About half of the work on Intel's recently announced "teraflop research chip" was done in India, highlighting the country's growing importance to Intel's research and development efforts.
Researchers in Oregon and Bangalore designed the programmable chip, which crams 80 cores onto a fingernail-size device that draws just 62 watts of power, said Vasantha Erraguntla, engineering manager at the India Research Center. Erraguntla led the 20-person design team in Bangalore that worked on the logic, circuit and physical design of the chip.
Intel first discussed the research processor earlier this month, saying it can perform more than a trillion floating point operations per second, or a teraflop. It doesn't plan to bring that particular device to market, but the researchers in Bangalore are now looking at the implications of putting such a powerful processor into a system.

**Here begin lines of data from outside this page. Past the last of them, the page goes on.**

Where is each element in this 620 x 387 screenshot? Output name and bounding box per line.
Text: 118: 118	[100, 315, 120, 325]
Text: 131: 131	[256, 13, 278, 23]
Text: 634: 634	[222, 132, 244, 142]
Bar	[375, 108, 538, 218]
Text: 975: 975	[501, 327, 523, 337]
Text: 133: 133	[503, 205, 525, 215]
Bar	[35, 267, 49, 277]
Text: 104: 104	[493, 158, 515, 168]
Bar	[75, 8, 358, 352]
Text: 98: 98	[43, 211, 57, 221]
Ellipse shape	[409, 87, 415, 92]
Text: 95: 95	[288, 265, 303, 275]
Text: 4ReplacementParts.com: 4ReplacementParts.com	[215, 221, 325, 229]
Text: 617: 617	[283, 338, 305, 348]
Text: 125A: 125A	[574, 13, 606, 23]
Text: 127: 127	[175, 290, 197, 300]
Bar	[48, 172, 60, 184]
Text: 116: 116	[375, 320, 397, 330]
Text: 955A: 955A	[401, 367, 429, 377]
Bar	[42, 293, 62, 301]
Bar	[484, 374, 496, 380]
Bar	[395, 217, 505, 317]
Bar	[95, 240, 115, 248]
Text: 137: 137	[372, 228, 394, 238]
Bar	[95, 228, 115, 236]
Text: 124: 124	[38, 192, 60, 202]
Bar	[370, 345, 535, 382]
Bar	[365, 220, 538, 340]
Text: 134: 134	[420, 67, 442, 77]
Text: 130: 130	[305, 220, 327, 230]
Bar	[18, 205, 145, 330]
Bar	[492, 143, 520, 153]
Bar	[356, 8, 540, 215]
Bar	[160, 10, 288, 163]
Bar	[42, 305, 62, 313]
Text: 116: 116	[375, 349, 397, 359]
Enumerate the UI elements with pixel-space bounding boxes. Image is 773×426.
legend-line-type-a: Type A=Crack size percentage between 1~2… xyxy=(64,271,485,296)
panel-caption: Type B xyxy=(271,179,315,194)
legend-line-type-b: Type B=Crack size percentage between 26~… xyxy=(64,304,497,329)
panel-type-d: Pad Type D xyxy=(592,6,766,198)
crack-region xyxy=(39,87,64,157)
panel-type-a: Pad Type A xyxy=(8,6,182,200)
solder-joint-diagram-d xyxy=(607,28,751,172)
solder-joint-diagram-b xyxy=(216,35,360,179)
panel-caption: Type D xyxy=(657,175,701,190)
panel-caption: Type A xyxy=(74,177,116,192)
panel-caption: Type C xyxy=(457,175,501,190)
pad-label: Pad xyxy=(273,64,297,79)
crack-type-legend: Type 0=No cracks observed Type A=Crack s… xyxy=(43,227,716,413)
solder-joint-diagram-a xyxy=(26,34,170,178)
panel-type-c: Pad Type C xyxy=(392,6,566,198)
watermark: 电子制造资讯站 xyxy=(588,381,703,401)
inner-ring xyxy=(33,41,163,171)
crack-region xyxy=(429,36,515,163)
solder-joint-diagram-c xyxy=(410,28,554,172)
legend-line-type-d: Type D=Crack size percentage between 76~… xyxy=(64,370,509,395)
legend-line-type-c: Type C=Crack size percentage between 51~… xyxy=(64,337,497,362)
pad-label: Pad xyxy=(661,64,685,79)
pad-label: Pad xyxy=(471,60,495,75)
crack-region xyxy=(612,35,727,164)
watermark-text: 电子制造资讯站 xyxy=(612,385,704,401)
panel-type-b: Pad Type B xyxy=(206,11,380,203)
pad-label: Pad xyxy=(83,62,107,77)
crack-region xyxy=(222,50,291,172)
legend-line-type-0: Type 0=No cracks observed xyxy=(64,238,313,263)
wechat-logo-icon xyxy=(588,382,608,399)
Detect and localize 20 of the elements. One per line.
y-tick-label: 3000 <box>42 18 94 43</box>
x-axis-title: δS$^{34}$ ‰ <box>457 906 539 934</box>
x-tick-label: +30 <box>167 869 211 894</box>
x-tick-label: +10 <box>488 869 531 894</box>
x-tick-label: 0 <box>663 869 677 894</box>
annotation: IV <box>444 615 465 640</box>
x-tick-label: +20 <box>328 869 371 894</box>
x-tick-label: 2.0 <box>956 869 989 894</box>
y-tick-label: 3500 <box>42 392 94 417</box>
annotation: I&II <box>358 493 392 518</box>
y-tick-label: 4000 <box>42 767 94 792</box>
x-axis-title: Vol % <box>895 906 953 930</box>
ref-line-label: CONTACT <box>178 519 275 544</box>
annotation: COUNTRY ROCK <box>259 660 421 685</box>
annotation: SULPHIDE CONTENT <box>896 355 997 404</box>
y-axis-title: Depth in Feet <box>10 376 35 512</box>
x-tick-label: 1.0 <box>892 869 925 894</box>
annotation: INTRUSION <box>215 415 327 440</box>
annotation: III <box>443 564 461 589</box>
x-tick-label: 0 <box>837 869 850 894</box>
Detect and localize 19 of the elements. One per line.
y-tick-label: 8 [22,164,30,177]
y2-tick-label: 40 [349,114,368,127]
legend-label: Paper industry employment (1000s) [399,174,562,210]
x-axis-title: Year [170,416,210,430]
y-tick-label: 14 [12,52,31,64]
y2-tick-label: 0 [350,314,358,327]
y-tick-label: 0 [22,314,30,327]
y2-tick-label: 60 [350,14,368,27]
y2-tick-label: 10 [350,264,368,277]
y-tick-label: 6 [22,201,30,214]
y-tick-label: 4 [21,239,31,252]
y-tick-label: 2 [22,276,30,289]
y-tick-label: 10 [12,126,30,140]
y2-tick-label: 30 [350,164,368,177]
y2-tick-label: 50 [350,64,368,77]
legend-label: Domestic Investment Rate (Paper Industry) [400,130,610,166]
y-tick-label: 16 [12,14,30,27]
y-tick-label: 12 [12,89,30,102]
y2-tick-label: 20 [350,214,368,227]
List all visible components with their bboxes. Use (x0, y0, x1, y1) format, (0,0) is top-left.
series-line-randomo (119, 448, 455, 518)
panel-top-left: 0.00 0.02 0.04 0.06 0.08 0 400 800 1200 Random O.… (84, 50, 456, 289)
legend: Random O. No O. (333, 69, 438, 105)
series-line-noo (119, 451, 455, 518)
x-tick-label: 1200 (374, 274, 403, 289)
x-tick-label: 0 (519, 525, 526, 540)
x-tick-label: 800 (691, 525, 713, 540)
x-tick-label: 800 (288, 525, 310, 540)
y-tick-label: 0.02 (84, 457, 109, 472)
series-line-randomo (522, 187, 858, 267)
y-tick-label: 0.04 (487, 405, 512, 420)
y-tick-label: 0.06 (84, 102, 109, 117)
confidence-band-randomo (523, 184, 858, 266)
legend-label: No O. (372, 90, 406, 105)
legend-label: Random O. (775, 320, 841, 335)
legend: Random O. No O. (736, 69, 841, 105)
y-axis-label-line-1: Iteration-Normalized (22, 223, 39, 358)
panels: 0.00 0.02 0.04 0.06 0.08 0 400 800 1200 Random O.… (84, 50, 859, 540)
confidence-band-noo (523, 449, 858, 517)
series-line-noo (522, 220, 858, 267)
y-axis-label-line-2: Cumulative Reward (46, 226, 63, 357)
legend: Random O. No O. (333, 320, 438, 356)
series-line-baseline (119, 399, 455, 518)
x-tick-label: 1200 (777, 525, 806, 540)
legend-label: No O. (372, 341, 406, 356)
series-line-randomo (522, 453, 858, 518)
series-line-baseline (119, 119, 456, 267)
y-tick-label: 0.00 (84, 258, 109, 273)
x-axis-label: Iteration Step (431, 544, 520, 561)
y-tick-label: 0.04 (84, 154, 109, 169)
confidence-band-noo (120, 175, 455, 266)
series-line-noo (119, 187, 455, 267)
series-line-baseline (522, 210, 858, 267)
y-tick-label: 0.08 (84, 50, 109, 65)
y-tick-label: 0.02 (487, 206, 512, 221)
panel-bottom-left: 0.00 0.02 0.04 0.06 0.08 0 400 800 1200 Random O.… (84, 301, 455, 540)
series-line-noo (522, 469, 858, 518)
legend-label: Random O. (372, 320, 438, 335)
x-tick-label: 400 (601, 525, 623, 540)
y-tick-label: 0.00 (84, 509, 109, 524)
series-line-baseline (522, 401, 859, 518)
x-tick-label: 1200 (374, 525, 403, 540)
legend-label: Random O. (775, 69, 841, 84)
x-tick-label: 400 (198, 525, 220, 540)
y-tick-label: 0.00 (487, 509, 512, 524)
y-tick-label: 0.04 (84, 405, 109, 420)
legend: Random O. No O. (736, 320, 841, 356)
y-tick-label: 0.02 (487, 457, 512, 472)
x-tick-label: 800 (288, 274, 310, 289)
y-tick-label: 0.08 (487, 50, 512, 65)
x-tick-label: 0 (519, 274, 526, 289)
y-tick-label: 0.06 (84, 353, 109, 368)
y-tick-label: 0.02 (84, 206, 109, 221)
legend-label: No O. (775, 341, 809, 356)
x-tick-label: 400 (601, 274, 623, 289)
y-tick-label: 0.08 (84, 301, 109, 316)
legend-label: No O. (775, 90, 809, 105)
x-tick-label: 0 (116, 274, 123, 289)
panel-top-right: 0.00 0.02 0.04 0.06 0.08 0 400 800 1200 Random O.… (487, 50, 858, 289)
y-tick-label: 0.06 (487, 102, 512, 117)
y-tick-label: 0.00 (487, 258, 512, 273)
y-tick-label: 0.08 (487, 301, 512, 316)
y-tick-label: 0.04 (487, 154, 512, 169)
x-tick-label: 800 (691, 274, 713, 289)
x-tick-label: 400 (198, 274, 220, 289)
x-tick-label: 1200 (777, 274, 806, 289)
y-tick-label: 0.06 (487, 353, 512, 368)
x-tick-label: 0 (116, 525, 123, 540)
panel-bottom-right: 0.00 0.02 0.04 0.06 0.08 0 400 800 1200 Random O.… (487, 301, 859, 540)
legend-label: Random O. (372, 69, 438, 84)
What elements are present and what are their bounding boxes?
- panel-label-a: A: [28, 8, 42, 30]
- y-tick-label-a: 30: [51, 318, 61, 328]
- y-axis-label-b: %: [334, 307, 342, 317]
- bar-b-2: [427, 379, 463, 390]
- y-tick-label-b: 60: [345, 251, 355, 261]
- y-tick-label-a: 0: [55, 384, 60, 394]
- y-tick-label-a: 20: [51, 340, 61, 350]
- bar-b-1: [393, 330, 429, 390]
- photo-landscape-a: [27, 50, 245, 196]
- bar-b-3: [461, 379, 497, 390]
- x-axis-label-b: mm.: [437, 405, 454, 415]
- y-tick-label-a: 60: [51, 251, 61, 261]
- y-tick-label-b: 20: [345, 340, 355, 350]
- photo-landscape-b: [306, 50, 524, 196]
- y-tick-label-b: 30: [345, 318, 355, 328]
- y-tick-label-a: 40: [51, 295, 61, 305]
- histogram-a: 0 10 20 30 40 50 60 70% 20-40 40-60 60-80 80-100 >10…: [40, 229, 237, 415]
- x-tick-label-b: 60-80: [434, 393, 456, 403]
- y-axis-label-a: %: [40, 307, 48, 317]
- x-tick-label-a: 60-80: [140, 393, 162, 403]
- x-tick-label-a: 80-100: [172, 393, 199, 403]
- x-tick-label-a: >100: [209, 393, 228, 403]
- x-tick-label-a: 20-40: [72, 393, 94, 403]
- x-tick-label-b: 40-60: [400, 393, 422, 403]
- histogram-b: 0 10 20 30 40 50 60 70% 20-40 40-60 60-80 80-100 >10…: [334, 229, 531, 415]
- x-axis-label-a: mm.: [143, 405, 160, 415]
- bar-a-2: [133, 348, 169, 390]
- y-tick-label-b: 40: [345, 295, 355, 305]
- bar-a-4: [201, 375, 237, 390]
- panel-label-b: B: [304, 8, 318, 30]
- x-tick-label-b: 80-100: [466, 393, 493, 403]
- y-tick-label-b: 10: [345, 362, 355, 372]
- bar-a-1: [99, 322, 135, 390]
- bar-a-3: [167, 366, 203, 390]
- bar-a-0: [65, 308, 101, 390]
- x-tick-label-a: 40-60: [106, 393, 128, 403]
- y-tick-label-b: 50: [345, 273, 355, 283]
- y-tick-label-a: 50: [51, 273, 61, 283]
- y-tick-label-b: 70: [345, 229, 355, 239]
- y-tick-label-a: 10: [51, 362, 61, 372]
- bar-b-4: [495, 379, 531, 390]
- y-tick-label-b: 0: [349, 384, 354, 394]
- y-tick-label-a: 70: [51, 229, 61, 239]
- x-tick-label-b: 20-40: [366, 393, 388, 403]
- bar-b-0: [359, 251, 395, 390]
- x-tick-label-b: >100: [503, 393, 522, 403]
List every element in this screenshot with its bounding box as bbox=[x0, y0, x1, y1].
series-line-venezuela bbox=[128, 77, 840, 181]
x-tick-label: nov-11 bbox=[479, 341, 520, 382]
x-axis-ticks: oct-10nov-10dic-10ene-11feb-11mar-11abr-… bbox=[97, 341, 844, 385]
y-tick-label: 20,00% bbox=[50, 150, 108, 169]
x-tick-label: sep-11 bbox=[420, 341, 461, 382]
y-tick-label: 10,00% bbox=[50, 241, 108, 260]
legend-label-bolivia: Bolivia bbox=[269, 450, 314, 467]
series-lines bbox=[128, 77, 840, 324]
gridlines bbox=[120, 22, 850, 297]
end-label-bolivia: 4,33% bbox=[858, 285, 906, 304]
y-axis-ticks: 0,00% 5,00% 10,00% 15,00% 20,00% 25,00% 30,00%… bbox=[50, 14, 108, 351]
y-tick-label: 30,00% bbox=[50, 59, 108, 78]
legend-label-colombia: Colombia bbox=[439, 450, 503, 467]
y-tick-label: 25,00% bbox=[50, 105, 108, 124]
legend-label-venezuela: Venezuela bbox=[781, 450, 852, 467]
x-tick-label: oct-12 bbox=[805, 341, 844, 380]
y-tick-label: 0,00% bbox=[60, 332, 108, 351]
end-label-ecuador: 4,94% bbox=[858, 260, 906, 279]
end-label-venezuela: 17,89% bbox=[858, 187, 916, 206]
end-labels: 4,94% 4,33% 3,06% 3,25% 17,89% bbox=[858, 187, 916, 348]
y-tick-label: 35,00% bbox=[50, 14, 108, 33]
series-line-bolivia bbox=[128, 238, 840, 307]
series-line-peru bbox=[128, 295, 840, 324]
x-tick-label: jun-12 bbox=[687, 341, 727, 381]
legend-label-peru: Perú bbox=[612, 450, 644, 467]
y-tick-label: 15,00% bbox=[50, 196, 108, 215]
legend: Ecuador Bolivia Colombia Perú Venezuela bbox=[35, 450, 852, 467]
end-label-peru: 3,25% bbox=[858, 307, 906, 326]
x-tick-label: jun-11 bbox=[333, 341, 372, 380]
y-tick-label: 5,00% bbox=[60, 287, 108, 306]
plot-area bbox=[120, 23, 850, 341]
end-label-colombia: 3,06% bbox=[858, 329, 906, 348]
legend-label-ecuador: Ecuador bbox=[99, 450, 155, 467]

The chip has spurred research projects in the areas of cooling, high-bandwidth interconnects and power management, said Vittal Kini, director of the research center, which was set up in 2004 and is the latest addition to the India Development Center in Bangalore.
Besides working on the teraflop chip, some 50 researchers there are working on other areas of circuit and systems research.
The Development Center is fast emerging as a key research and design location for Intel. The company has about 3,000 staff in India, of which close to 2,900 are in research and development.
Indian engineers work on the design of chips and chipsets, reference designs, system software, and packaging technologies, said Sandeep Shah director of the mobility group at the India Development Center. Indian engineers have full ownership of the development of key Intel chips for the server and mobile market, he added.